Mais la fonction heuristique de la main n’est pas simplement tournée vers l’extérieur : c’est aussi elle qui permet, par le toucher, d’entamer la connaissance de notre propre corps. Ainsi, en se séparant de son corps, la main de Naoufel entreprend d’éclairer ces obscurs mécanismes intérieurs, insaisissables bien que tout près. Elle va fouiller, gratter, investiguer, remuer les entrailles de ce corps, restées enfouies trop longtemps. Elle a l’insolence du philosophe, l’intrusivité du psychologue, la décomplexion du médecin.
Comme un fil d’Ariane au milieu du chaos chronologique assumé de la narration, la présence de la mouche tout au long du film est également chargée de symbole. Présente à l’écran dès les premières secondes, c’est souvent à travers elle que la main convoque les souvenirs oubliés. Chacune de ses apparitions annonce un saut dans le temps : guidé par elle, on passe de l’autre côté du miroir.
Elle fait ainsi le lien entre Naoufel, enfermé dans son âpre présent, et sa main, émissaire d’un passé refoulé. C’est d’ailleurs autour d’elle que s’articule le moment de jonction de ces temps éclatés, lorsque Naoufel réussit enfin à attraper la mouche… dans la ligne de mire d’une scie sauteuse. À la fois oiseau de mauvais augure et malin génie, elle incarne l’imprévisibilité d’un destin insaisissable – à moins peut-être de viser à côté.
De la laideur des prémices, des blessures de l’existence, émerge la beauté d’un combat ordinaire empreint d’une tristesse douce qui finit toutefois par laisser passer la lumière.

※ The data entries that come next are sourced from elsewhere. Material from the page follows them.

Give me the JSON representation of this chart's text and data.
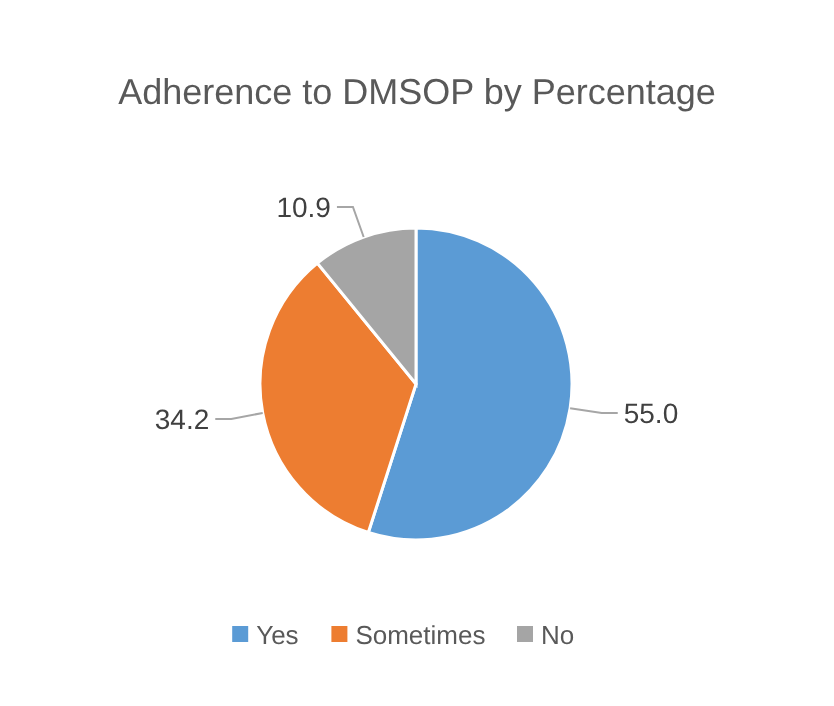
{
  "chart_data": {
    "type": "pie",
    "title": "Adherence to DMSOP by Percentage",
    "categories": [
      "Yes",
      "Sometimes",
      "No"
    ],
    "values": [
      55.0,
      34.2,
      10.9
    ],
    "value_labels": [
      "55.0",
      "34.2",
      "10.9"
    ],
    "colors": [
      "#5b9bd5",
      "#ed7d31",
      "#a5a5a5"
    ],
    "legend": "bottom"
  }
}
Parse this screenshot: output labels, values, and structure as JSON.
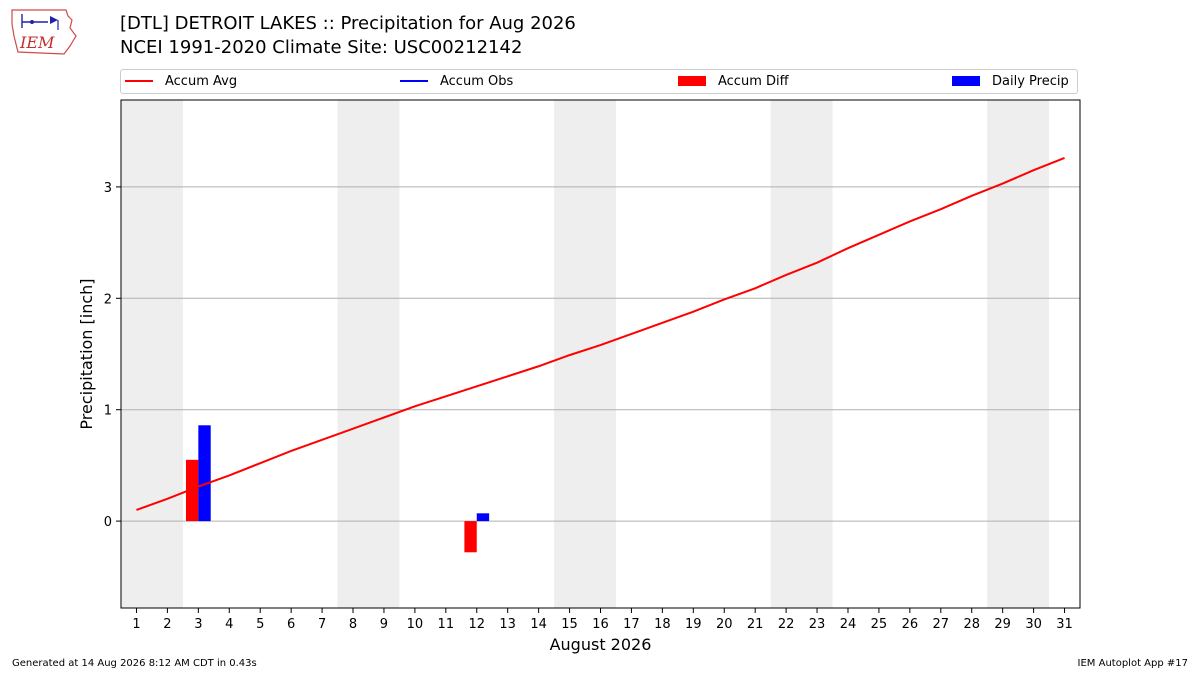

Ainsi, cette mouche qui s’échappe du poing serré de Naoufel déroule le fil de son enfance semée d’amour et de questionnements. C’est d’ailleurs seulement après son accident qu’il se replongera réellement dans les cassettes qu’il avait enregistrées : il renoue ainsi avec la substance sensible de son existence, à laquelle il avait finalement renoncé depuis son dernier enregistrement, ce terrible craquement de tôle et de verre brisé qui a emporté ses parents. J’ai perdu mon corps, c’est finalement le récit du lent retour à la vie de Naoufel après de longues années de deuil silencieux et de douleur refoulée. En acceptant le passé, il est enfin capable d’envisager l’avenir, de « dribbler le destin », dirait-il.
Le changement de rythme dans la narration renforce ce sentiment d’apaisement. L’accident vient rompre l’enchaînement frénétique des cascades de la main aux éclats de colère de Naoufel – peut-être les premiers de sa vie. Y succède le temps de la résilience, dans une lenteur baignée de sérénité.
C’est précisément à ce moment-là que la main se met en retrait : elle a accompli sa mission. L’amputation de Naoufel l’a guéri de la gangrène du passé. La très belle scène finale, où il reprend son magnétoscope et enregistre son grand saut sur la grue d’en face « à la place » de l’accident de voiture, fait résonner sur les toits enneigés sa puissante volonté de recommencer à vivre.
S’il fallait pointer les quelques écueils, celui de favoriser les non-dits rend parfois les développements scénaristiques un peu simplistes. La relation entre Naoufel et Gabrielle, pourtant joliment démarrée, déçoit un peu par ses développements très convenus. Néanmoins, l’ensemble est intelligent, bien ficelé, et surtout très beau. J’ai perdu mon corps reste une grande réussite du cinéma d’animation. De la laideur des prémices, des blessures de l’existence, émerge la beauté d’un combat ordinaire empreint d’une tristesse douce qui finit toutefois par laisser passer la lumière. On quitte la salle imprégnés d’une plénitude optimiste mais pas tarte, emplis d’une profonde et intense envie de vivre.